Saat kondisi darurat seperti sekarang, mustahil ia membiarkan Archie merangkak di lantai dengan kondisinya yang tak memungkinkan. Archie sejatinya belum mampu berjalan sendiri tanpa pegangan. Anak laki-laki itu akan terjatuh setiap kali melangkah, jadi keputusan untuk tetap menggendongnya adalah yang paling tepat, kendati ia tak tega melihat ekspresinya yang menyedihkan.

Segera Theo pergi ke kamar mandi dan membersihkan tubuh Archie dengan telaten dan hati-hati. Handuk biru terbungkus di tubuh kecilnya, handuk yang kini menjadi favorit Archie sejak ia mulai memahami warna. Tak lupa Theo membalurkan minyak eucalyptus sebelum memakaikannya baju dan celana. Setidaknya pelajaran mengasuh anak yang didapatkannya dari sang istri sangat berguna.

Ya, semenjak istrinya memutuskan untuk membantu mengelola rumah makan keluarga, ia jarang tinggal di rumah, sehingga Theo pun menjadi lebih sering turun tangan mengurus putra mereka. Theo tidak melarang meskipun ia kesulitan menjaga Archie yang sudah mulai aktif melangkah ke sana kemari. Memang ini perkembangan yang bagus untuk Archie. Tapi Theo juga harus pergi ke sekolah hingga petang hari.

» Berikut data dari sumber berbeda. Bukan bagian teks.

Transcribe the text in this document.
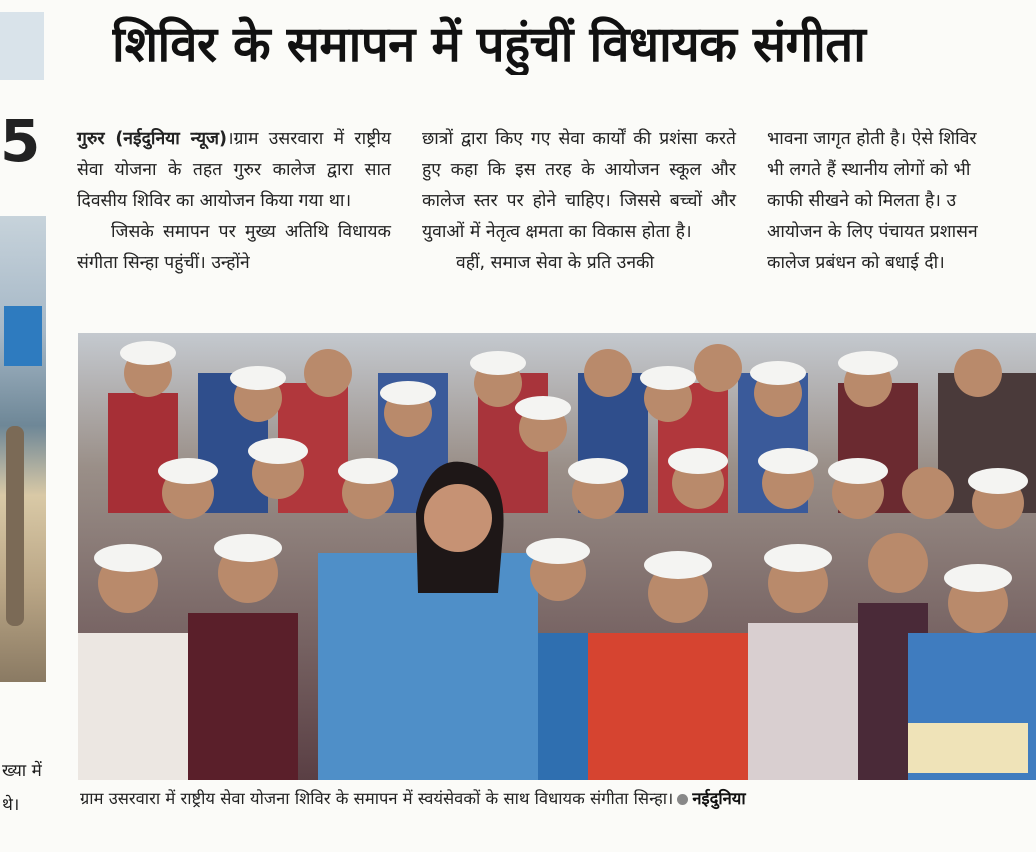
5
ख्या में
थे।
शिविर के समापन में पहुंचीं विधायक संगीता

गुरुर (नईदुनिया न्यूज)।ग्राम उसरवारा में राष्ट्रीय सेवा योजना के तहत गुरुर कालेज द्वारा सात दिवसीय शिविर का आयोजन किया गया था।

जिसके समापन पर मुख्य अतिथि विधायक संगीता सिन्हा पहुंचीं। उन्होंने

छात्रों द्वारा किए गए सेवा कार्यों की प्रशंसा करते हुए कहा कि इस तरह के आयोजन स्कूल और कालेज स्तर पर होने चाहिए। जिससे बच्चों और युवाओं में नेतृत्व क्षमता का विकास होता है।

वहीं, समाज सेवा के प्रति उनकी

भावना जागृत होती है। ऐसे शिविर
भी लगते हैं स्थानीय लोगों को भी
काफी सीखने को मिलता है। उ
आयोजन के लिए पंचायत प्रशासन
कालेज प्रबंधन को बधाई दी।
ग्राम उसरवारा में राष्ट्रीय सेवा योजना शिविर के समापन में स्वयंसेवकों के साथ विधायक संगीता सिन्हा। नईदुनिया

Jika dipikir-pikir, istrinya memang butuh pengalihan, atau setidaknya dia sangat memahami wanitanya yang tak pernah bisa diam atau hanya tinggal di rumah. Maka memberinya kebebasan adalah hadiah paling benar dan mewah. Memikirkan istri, membuat kerinduan di hati kian melambung tinggi. Mendesah lelah, setidaknya dia lega telah berhasil merampungkan pekerjaannya.

“Archie, Ayah akan membuatkanmu makan malam. Cukup di sini dan bermain dengan mereka, oke?”

Dia berpamitan pada putranya untuk memasak. Anak itu tak memberi reaksi yang berarti sebab terlalu sibuk dengan mainan yang bercecer di lantai. Theo tersenyum, mengusap kepala putranya, lalu bangun dari posisi duduknya dan berderap meninggalkannya. Sesekali iris gelapnya mengawasi pergerakan Archie dari jarak yang masih dapat dijangkaunya.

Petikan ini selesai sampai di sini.